12 de agosto de 1964
Querido Harry:
Creo que nunca pasó tanto tiempo sin que nos escribiéramos. Es curioso. Durante meses, no he sentido deseos de comunicarme por carta contigo, pero a menudo estuve a punto de coger el teléfono para hablarte. No pude. Después de tu bellísima declaración, ¿podía decirte «Hola, Harry», como si esa apasionada confesión tuya no existiera? Sin embargo, no podía decirte: «Siento lo mismo que tú». Porque no es así. Tu última carta llegó el lunes 25 de noviembre, mientras avanzaba el cortejo fúnebre de Jack Kennedy — ¡ay, tan lentamente!— por la avenida Pennsylvania hacia la catedral de San Mateo. Tu pobre carta. Cuando la leí, me encontraba sumida en el estado de ánimo más lúgubre de mi vida. Esa noche estaba convencida de que Lyndon Johnson será una calamidad para nuestro país, y supongo que tarde o temprano se cumplirá esta predicción, porque en mi opinión se parece a uno de los peores personajes de William Faulkner; posee la esencia misma de la familia Snopes.

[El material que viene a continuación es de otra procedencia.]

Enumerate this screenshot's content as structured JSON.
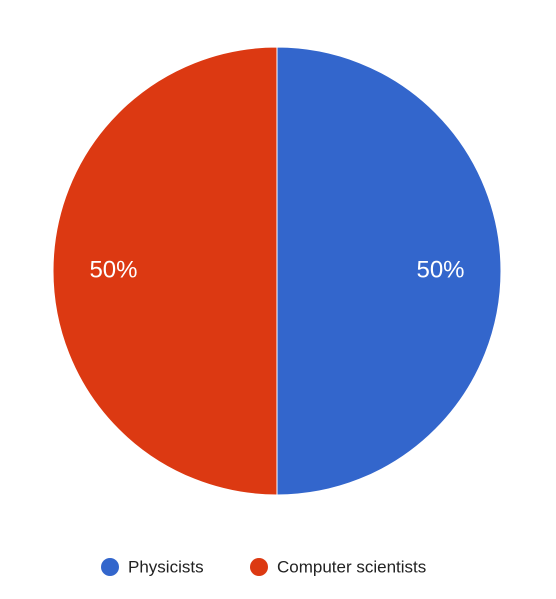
{
  "chart_data": {
    "type": "pie",
    "categories": [
      "Physicists",
      "Computer scientists"
    ],
    "values": [
      50,
      50
    ],
    "value_labels": [
      "50%",
      "50%"
    ],
    "colors": [
      "#3366cc",
      "#dc3912"
    ],
    "legend": "bottom"
  }
}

Por lo tanto, no resulta extraño que me sintiera lúgubre. Perder a un hombre a quien se valora y ver que es remplazado por otro a quien uno desprecia da sentido a la áspera melancolía de la palabra. Al día siguiente, me di cuenta de que una condición tal de depresión no era sino una forma más de protección contra horrores verdaderos. Tu carta se convirtió en una monstruosidad. Pensé: «¿Y si estas horrendas especulaciones acerca de Marilyn Monroe que a Cal y a ti parecían encantaros fueran una contribución más al acto de Oswald?». Un clérigo que conozco dijo una vez que la sociedad de los Estados Unidos se mantenía unida por sanción divina. Todo lo que impedía que explotásemos y nos dividiéramos en las vastas partes incompletas y desorganizadas que somos, era la bendición de Dios. No sé si ya la hemos agotado. ¿Cuántas transgresiones se necesitan? Pensé en Allen y Hugh y ese espantoso juego suyo con Noel Field y los comunistas polacos, y después traté de meditar acerca de mi propio horror personal en Paraguay, que todavía no puedo confesar del todo, ni siquiera a mí misma. Me retorcí al pensar en el espantoso juego que Hugh quería que jugaras con Modene, y el asunto que os llevó a ti y a Cal a París. Ni siquiera deseo especular acerca de lo que podría haber sido. Sí, multiplica todos esos actos, y luego pregúntate cómo vivió tanto Jack, sobre todo si a la lista agregamos sus propias transgresiones. Por eso no me gustó que me dijeras que tu devoción por mí era absoluta y luego, una vez dicho eso, siguieras adelante. Te darás cuenta de que no reaccioné positivamente ante tu carta, pero esa noche sufrí por la parte que me toca como viuda, una parte misérrima, por cierto, pues si siempre pensé que me gustaba Jack Kennedy, la noche del día en que lo enterraron me di cuenta de que lo había amado con toda mi fiebre almidonada y casta, y que había sido una tonta insensible con respecto a mis motivos inmediatos. Por supuesto, la inocencia es la protección que tengo para que la locura de papá no penetre en mi sistema, y también para que la voluntad maniática de Hugh no tome posesión de mi útero. Más que a nadie, le eché la culpa a Hugh por la muerte de Jack Kennedy. Cerca estuve de volverme loca.